We found a significant main effect of basal forebrain volume on baseline executive function and memory, whereas hippocampus volume was significantly associated only with memory, but not with executive function. Volumes of basal forebrain were not significantly associated with the individual variation in decline of memory or executive function. In contrast, hippocampus volume reached a trend level effect on trajectories of memory dysfunction (p = 0.093), indicating larger rates of decline with higher hippocampus volumes. This effect was replicated in a voxel based analysis, where trajectories of memory decline were almost exclusively associated with hippocampus volumes of both sides (p < 0.001, uncorrected for multiple comparisons; Figure 1). Individual trajectories of decline in executive function did not show significant associations with regional grey matter volume in the voxel-based analysis.
Reduced basal forebrain volume is associated with worse performance in both executive function and memory, but does not predict individual trajectories of cognitive decline in AD dementia during cholinesterase treatment.
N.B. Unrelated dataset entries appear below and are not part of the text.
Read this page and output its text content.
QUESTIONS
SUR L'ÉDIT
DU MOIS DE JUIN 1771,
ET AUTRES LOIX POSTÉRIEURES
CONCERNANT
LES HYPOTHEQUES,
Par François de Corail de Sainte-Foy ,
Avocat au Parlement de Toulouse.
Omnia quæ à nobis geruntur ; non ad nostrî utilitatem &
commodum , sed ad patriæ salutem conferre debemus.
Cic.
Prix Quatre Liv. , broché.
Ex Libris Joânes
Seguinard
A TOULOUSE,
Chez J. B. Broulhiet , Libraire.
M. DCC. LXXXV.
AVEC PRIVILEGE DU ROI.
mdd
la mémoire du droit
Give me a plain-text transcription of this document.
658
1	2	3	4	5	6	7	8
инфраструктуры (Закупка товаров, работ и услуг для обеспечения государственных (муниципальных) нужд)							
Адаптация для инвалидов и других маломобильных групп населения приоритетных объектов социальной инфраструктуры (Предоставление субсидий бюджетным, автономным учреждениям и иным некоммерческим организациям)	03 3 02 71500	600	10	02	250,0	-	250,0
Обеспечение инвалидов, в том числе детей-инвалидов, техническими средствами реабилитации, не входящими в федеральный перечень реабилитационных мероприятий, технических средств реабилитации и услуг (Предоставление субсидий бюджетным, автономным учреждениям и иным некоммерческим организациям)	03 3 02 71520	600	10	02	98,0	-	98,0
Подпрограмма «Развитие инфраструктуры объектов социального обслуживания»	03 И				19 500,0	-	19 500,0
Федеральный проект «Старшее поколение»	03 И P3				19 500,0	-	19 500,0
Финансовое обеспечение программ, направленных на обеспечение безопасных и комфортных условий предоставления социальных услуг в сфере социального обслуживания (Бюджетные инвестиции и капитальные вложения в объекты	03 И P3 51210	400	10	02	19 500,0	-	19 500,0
In contrast, reduced hippocampus volume is exclusively associated with worse memory performance, and with less decline of memory function during follow-up. Cholinergic treatment may overcome the predictive effect of basal forebrain volume on subsequent cognitive decline, whereas a relatively preserved hippocampus volume predicts subsequent memory decline, possibly related to a floor effect in individuals with advanced hippocampus atrophy. References: 1. Gibbons et a. Brain Imaging Behav. 2012;6:517-27. 2. Crane et al. Brain Imaging Behav. 2012;6:502-16.